Falling Off the $1 Trillion Cliff

We've fallen off an ugly cliff this Sunday. At 10 a.m., all of those little cost of war counters that have been furiously spinning away on countless websites crossed the $1 trillion mark. No alarm sounded. No bell rang. But, on the day before Memorial Day, the cost of the wars in cold, hard cash follows the human cost of the Afghanistan war into a new order of magnitude.

Just how much is $1 trillion? Let's put it into real-world terms. For that amount of money, you could do fantastic, life-changing things like:

  • Provide jobs for 1 million music/arts teachers for a year, and
  • Provide health care for 1 million children for one year.

And then, just for fun, you could also:

  • Buy Facebook, Twitter, and LinkedIn.

These wars aren't making us safer. They aren't worth the cost, and we don't need them. What people do need are jobs and help when they don't have enough work or any work at all. But instead of leading on the jobs issue, they're delaying and dissembling about the cost--while spending trillions on war! For example, the Senate just skipped town instead of staying in session long enough to pass an unemployment insurance extension.

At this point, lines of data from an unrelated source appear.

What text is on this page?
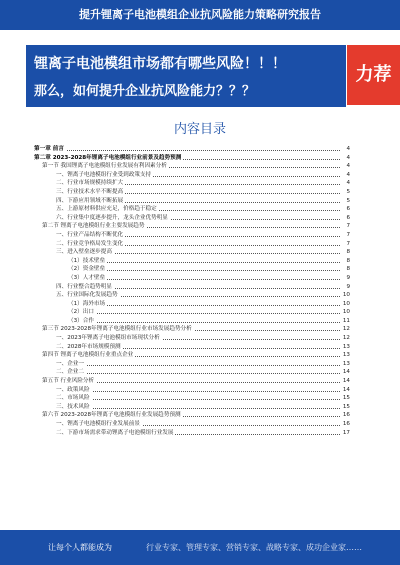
提升锂离子电池模组企业抗风险能力策略研究报告
锂离子电池模组市场都有哪些风险！！！
那么，如何提升企业抗风险能力？？？
力荐
内容目录
第一章 前言	4
第二章 2023-2028年锂离子电池模组行业前景及趋势预测	4
第一节 我国锂离子电池模组行业发展有利因素分析	4
一、锂离子电池模组行业受到政策支持	4
二、行业市场规模持续扩大	4
三、行业技术水平不断提高	5
四、下游应用领域不断拓展	5
五、上游原材料供应充足，价格趋于稳定	6
六、行业集中度逐步提升，龙头企业优势明显	6
第二节 锂离子电池模组行业主要发展趋势	7
一、行业产品结构不断优化	7
二、行业竞争格局发生变化	7
三、进入壁垒逐步提高	8
（1）技术壁垒	8
（2）资金壁垒	8
（3）人才壁垒	9
四、行业整合趋势明显	9
五、行业国际化发展趋势	10
（1）海外市场	10
（2）出口	10
（3）合作	11
第三节 2023-2028年锂离子电池模组行业市场发展趋势分析	12
一、2023年锂离子电池模组市场现状分析	12
二、2028年市场规模预测	13
第四节 锂离子电池模组行业重点企业	13
一、企业一	13
二、企业二	14
第五节 行业风险分析	14
一、政策风险	14
二、市场风险	15
三、技术风险	15
第六节 2023-2028年锂离子电池模组行业发展趋势预测	16
一、锂离子电池模组行业发展前景	16
二、下游市场需求带动锂离子电池模组行业发展	17
让每个人都能成为	行业专家、管理专家、营销专家、战略专家、成功企业家……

HuffPost Hill spells out what that means:

On June 1, several programs, including extended unemployment benefits, will expire. By the end of the week, 19,400 people will prematurely stop receiving checks, according to data from the Department of Labor. ...By the end of the following week, the number of premature unemployment exhaustions will climb to 323,400. The week after that, 903,000. By the end of the month, 1.2 million.

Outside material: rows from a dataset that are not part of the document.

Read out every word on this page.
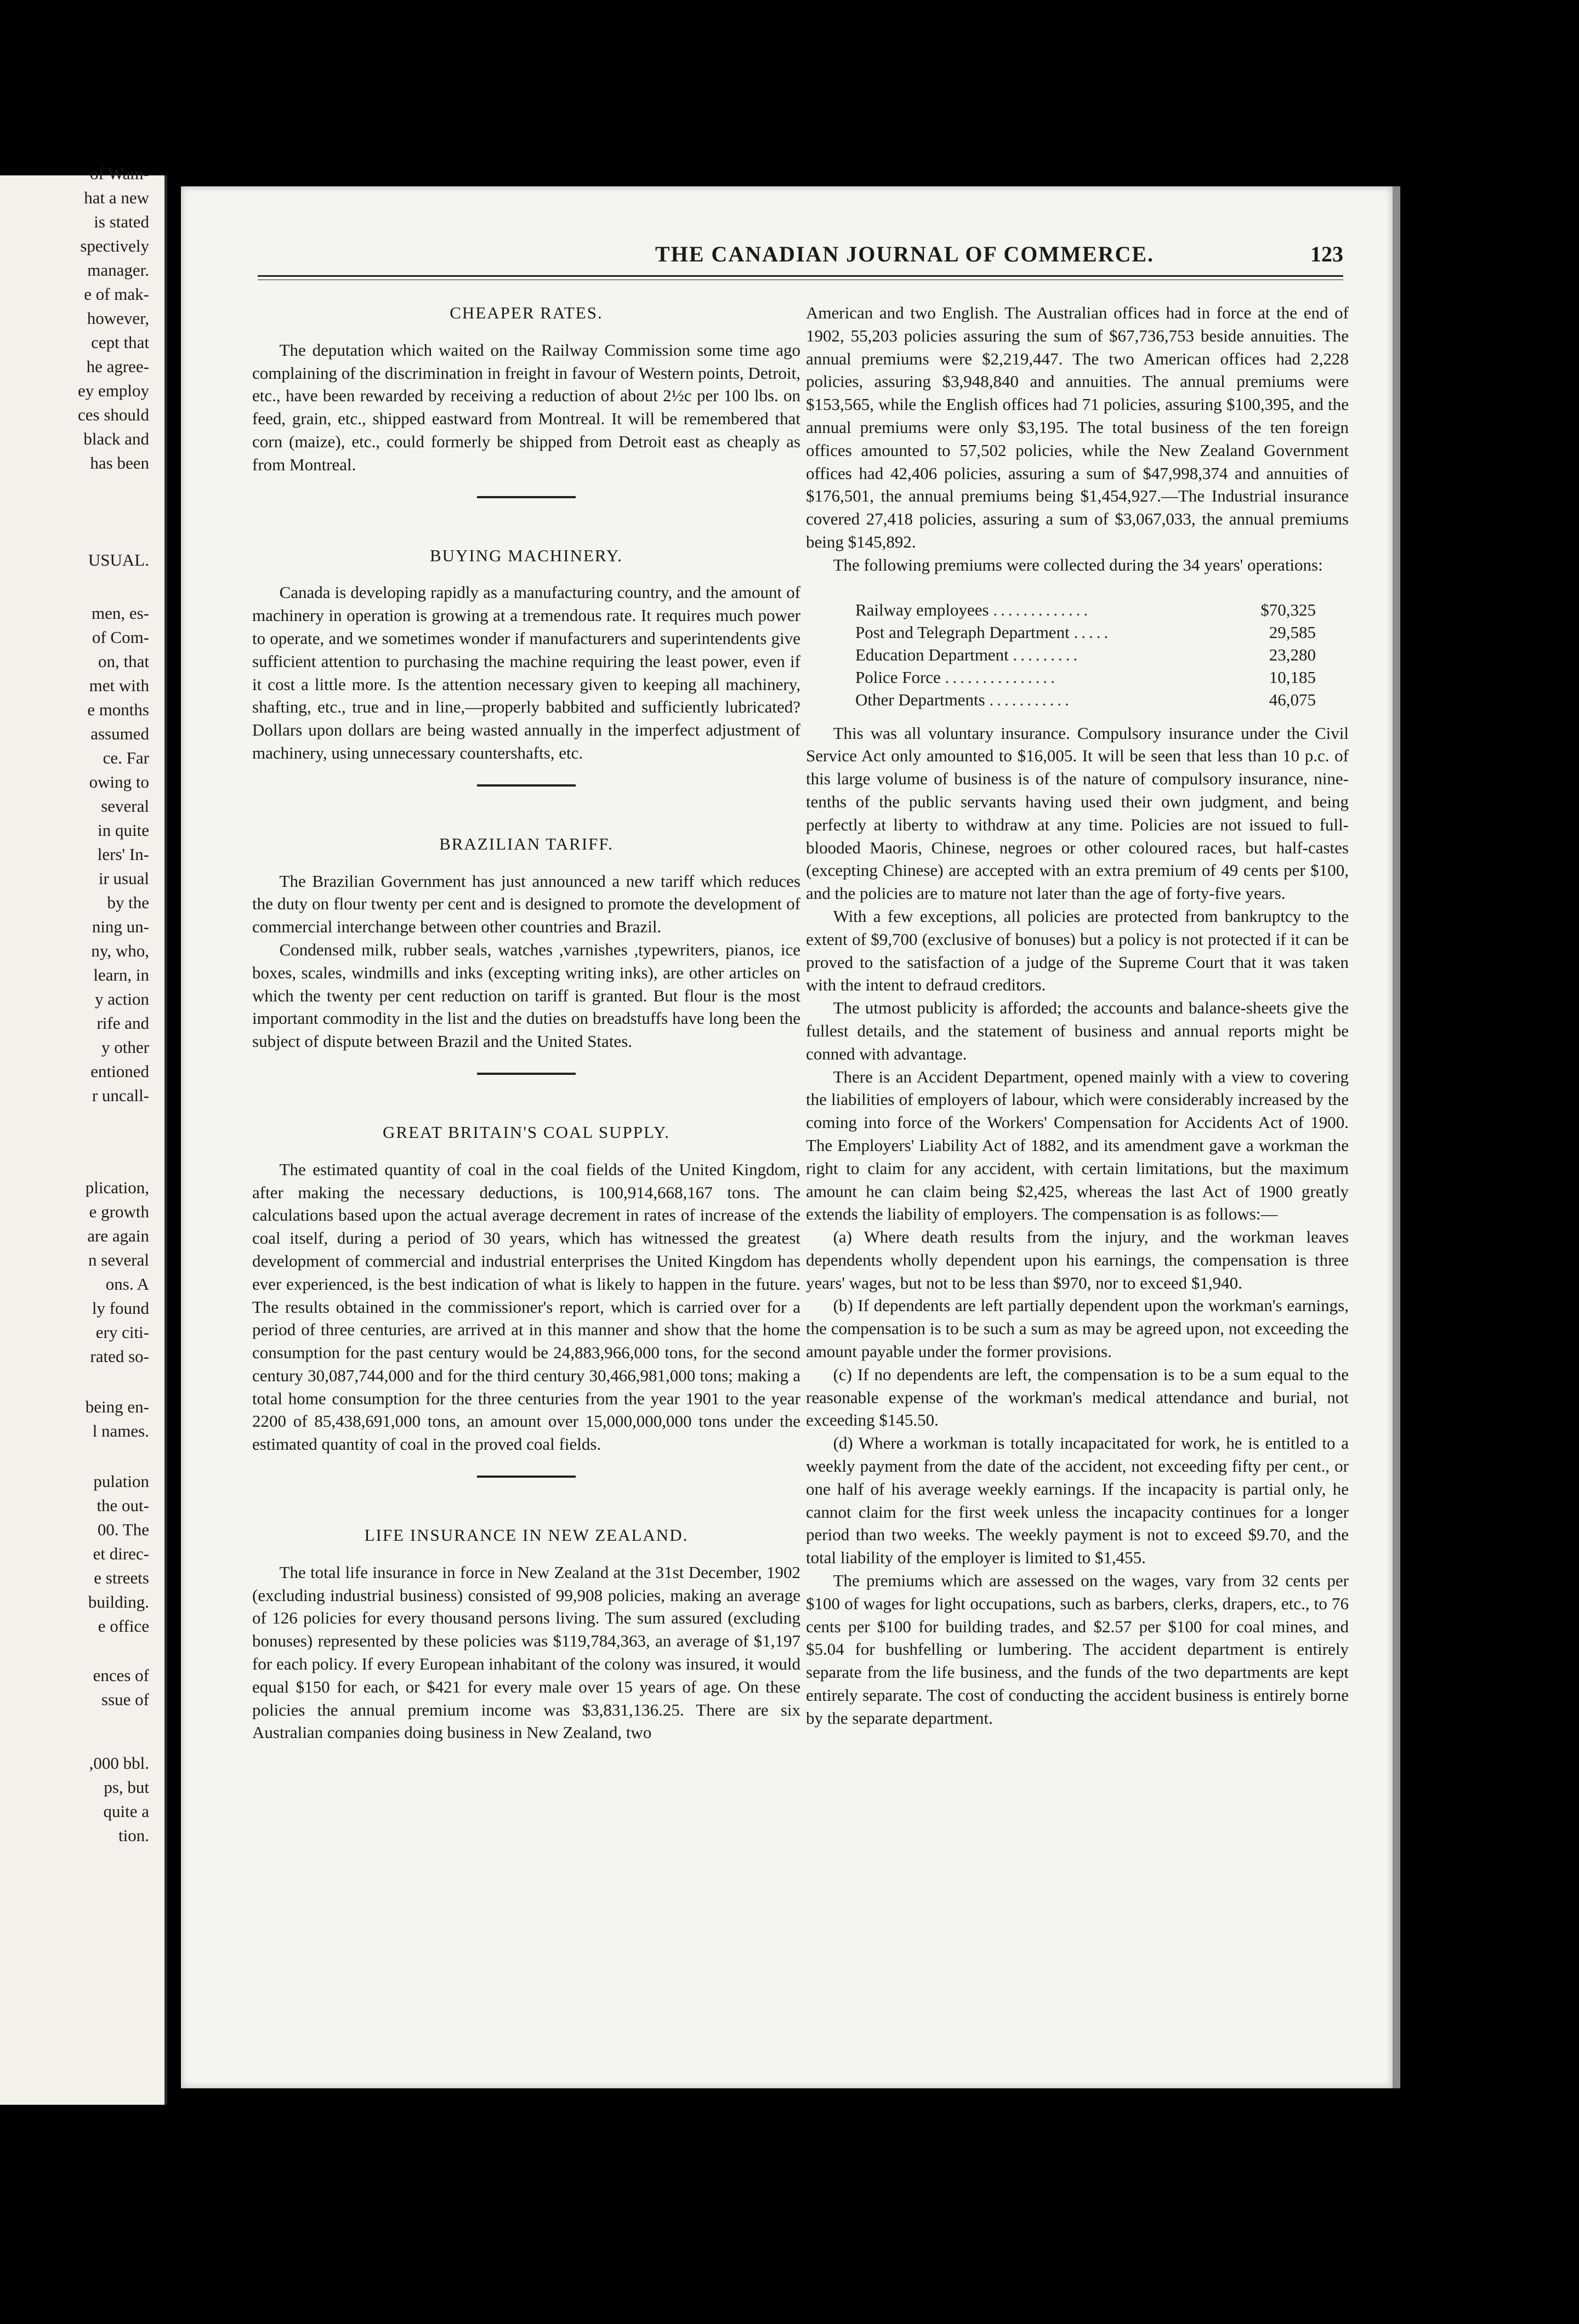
of Wam-
hat a new
is stated
spectively
manager.
e of mak-
however,
cept that
he agree-
ey employ
ces should
black and
has been
USUAL.
men, es-
of Com-
on, that
met with
e months
assumed
ce. Far
owing to
several
in quite
lers' In-
ir usual
by the
ning un-
ny, who,
learn, in
y action
rife and
y other
entioned
r uncall-
plication,
e growth
are again
n several
ons. A
ly found
ery citi-
rated so-
being en-
l names.
pulation
the out-
00. The
et direc-
e streets
building.
e office
ences of
ssue of
,000 bbl.
ps, but
quite a
tion.
THE CANADIAN JOURNAL OF COMMERCE.	123
CHEAPER RATES.

The deputation which waited on the Railway Commission some time ago complaining of the discrimination in freight in favour of Western points, Detroit, etc., have been rewarded by receiving a reduction of about 2½c per 100 lbs. on feed, grain, etc., shipped eastward from Montreal. It will be remembered that corn (maize), etc., could formerly be shipped from Detroit east as cheaply as from Montreal.

BUYING MACHINERY.

Canada is developing rapidly as a manufacturing country, and the amount of machinery in operation is growing at a tremendous rate. It requires much power to operate, and we sometimes wonder if manufacturers and superintendents give sufficient attention to purchasing the machine requiring the least power, even if it cost a little more. Is the attention necessary given to keeping all machinery, shafting, etc., true and in line,—properly babbited and sufficiently lubricated? Dollars upon dollars are being wasted annually in the imperfect adjustment of machinery, using unnecessary countershafts, etc.

BRAZILIAN TARIFF.

The Brazilian Government has just announced a new tariff which reduces the duty on flour twenty per cent and is designed to promote the development of commercial interchange between other countries and Brazil.

Condensed milk, rubber seals, watches ,varnishes ,typewriters, pianos, ice boxes, scales, windmills and inks (excepting writing inks), are other articles on which the twenty per cent reduction on tariff is granted. But flour is the most important commodity in the list and the duties on breadstuffs have long been the subject of dispute between Brazil and the United States.

GREAT BRITAIN'S COAL SUPPLY.

The estimated quantity of coal in the coal fields of the United Kingdom, after making the necessary deductions, is 100,914,668,167 tons. The calculations based upon the actual average decrement in rates of increase of the coal itself, during a period of 30 years, which has witnessed the greatest development of commercial and industrial enterprises the United Kingdom has ever experienced, is the best indication of what is likely to happen in the future. The results obtained in the commissioner's report, which is carried over for a period of three centuries, are arrived at in this manner and show that the home consumption for the past century would be 24,883,966,000 tons, for the second century 30,087,744,000 and for the third century 30,466,981,000 tons; making a total home consumption for the three centuries from the year 1901 to the year 2200 of 85,438,691,000 tons, an amount over 15,000,000,000 tons under the estimated quantity of coal in the proved coal fields.

LIFE INSURANCE IN NEW ZEALAND.

The total life insurance in force in New Zealand at the 31st December, 1902 (excluding industrial business) consisted of 99,908 policies, making an average of 126 policies for every thousand persons living. The sum assured (excluding bonuses) represented by these policies was $119,784,363, an average of $1,197 for each policy. If every European inhabitant of the colony was insured, it would equal $150 for each, or $421 for every male over 15 years of age. On these policies the annual premium income was $3,831,136.25. There are six Australian companies doing business in New Zealand, two

American and two English. The Australian offices had in force at the end of 1902, 55,203 policies assuring the sum of $67,736,753 beside annuities. The annual premiums were $2,219,447. The two American offices had 2,228 policies, assuring $3,948,840 and annuities. The annual premiums were $153,565, while the English offices had 71 policies, assuring $100,395, and the annual premiums were only $3,195. The total business of the ten foreign offices amounted to 57,502 policies, while the New Zealand Government offices had 42,406 policies, assuring a sum of $47,998,374 and annuities of $176,501, the annual premiums being $1,454,927.—The Industrial insurance covered 27,418 policies, assuring a sum of $3,067,033, the annual premiums being $145,892.

The following premiums were collected during the 34 years' operations:

Railway employees .............	$70,325
Post and Telegraph Department .....	29,585
Education Department .........	23,280
Police Force ...............	10,185
Other Departments ...........	46,075

This was all voluntary insurance. Compulsory insurance under the Civil Service Act only amounted to $16,005. It will be seen that less than 10 p.c. of this large volume of business is of the nature of compulsory insurance, nine-tenths of the public servants having used their own judgment, and being perfectly at liberty to withdraw at any time. Policies are not issued to full-blooded Maoris, Chinese, negroes or other coloured races, but half-castes (excepting Chinese) are accepted with an extra premium of 49 cents per $100, and the policies are to mature not later than the age of forty-five years.

With a few exceptions, all policies are protected from bankruptcy to the extent of $9,700 (exclusive of bonuses) but a policy is not protected if it can be proved to the satisfaction of a judge of the Supreme Court that it was taken with the intent to defraud creditors.

The utmost publicity is afforded; the accounts and balance-sheets give the fullest details, and the statement of business and annual reports might be conned with advantage.

There is an Accident Department, opened mainly with a view to covering the liabilities of employers of labour, which were considerably increased by the coming into force of the Workers' Compensation for Accidents Act of 1900. The Employers' Liability Act of 1882, and its amendment gave a workman the right to claim for any accident, with certain limitations, but the maximum amount he can claim being $2,425, whereas the last Act of 1900 greatly extends the liability of employers. The compensation is as follows:—

(a) Where death results from the injury, and the workman leaves dependents wholly dependent upon his earnings, the compensation is three years' wages, but not to be less than $970, nor to exceed $1,940.

(b) If dependents are left partially dependent upon the workman's earnings, the compensation is to be such a sum as may be agreed upon, not exceeding the amount payable under the former provisions.

(c) If no dependents are left, the compensation is to be a sum equal to the reasonable expense of the workman's medical attendance and burial, not exceeding $145.50.

(d) Where a workman is totally incapacitated for work, he is entitled to a weekly payment from the date of the accident, not exceeding fifty per cent., or one half of his average weekly earnings. If the incapacity is partial only, he cannot claim for the first week unless the incapacity continues for a longer period than two weeks. The weekly payment is not to exceed $9.70, and the total liability of the employer is limited to $1,455.

The premiums which are assessed on the wages, vary from 32 cents per $100 of wages for light occupations, such as barbers, clerks, drapers, etc., to 76 cents per $100 for building trades, and $2.57 per $100 for coal mines, and $5.04 for bushfelling or lumbering. The accident department is entirely separate from the life business, and the funds of the two departments are kept entirely separate. The cost of conducting the accident business is entirely borne by the separate department.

It will be the third time this year that lawmakers have allowed extended unemployment benefits to lapse, and the second time they've decided to leave town for recess fully knowing the lapse would cause panic and confusion among blameless layoff victims -- not to mention what Katz calls a "huge" administrative burden on state workforce agencies.

This is a disaster. People are losing jobs or have already been unemployed long-term. And while Congress is "nickel-and-diming" people who are suffering, those cost of war counters keep spinning.